My recommentation re Donny's PostgreSQL patch would be to wait and do it in another release (either a -r2 or when Samba 3.0.3 comes out).  That way people don't need to change their system any more than necessary.

I'm working on an updated ebuild now that incorporates the setuid fix and the smbprint patch.  I can add the Postgres patch while I'm at it if people think I should. :)
Comment 14 Joshua J. Berry (CondorDes) (RETIRED) gentoo-dev 2004-04-09 14:44:46 UTC
Created attachment 28986 [details]

Updated ebuild which fixes the smbprint problem (bug 45965) and removes the
setuid bits from smbmount/smbmnt/mount.cifs.  The patch for the smbprint
problem is attached to that bug.
Comment 15 Joshua J. Berry (CondorDes) (RETIRED) gentoo-dev 2004-04-13 13:20:17 UTC
mglauche --

I'm CCing you on this since you're the new Samba dev.
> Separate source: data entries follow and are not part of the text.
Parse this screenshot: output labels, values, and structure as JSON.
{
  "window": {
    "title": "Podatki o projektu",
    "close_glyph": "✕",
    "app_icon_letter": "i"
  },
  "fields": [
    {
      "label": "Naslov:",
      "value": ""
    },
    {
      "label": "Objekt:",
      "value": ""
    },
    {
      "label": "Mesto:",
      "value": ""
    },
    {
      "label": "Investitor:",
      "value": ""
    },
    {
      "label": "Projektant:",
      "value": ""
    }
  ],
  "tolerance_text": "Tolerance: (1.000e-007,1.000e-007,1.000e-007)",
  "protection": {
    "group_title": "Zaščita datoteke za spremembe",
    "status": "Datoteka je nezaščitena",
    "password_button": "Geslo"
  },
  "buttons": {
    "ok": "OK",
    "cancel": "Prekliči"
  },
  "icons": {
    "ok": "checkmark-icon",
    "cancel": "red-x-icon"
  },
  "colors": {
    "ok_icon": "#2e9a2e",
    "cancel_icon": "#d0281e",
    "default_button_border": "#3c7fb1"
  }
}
Long story short, there is a vulnerability in smbfs (in the kernel) we need to work around, and there's another one in smbprint (bug 45965) which should be patched as well.

I've written an updated ebuild and patch for these two, but someone should probably look at these and test them (well, more thoroughly than I have anyway).

Also, someone on the gentoo-security mailing list suggested making a local USE flag for turning on setuid bits for the smbmount programs.  What are your thoughts on this?
Comment 16 Joshua J. Berry (CondorDes) (RETIRED) gentoo-dev 2004-04-14 13:29:49 UTC
Subject needs both category and package name.
Comment 17 Michael Glauche (RETIRED) gentoo-dev 2004-04-15 00:12:15 UTC
USE flag should be good idea, i think the "mount as user" functionally is too valuable to dismiss generally. But for "high security" system-admins it could be a good option to decrease the number of suid programs by 3 ...
Comment 18 Michael Glauche (RETIRED) gentoo-dev 2004-04-15 00:16:58 UTC
Btw ... the samba-3.0.2a-r1.ebuild works fine for me, can someone else also test it, so we can get it commited ?
Comment 19 Donny Davies (RETIRED) gentoo-dev 2004-04-15 06:09:49 UTC
USE flags will not be tolerated for suid, NO.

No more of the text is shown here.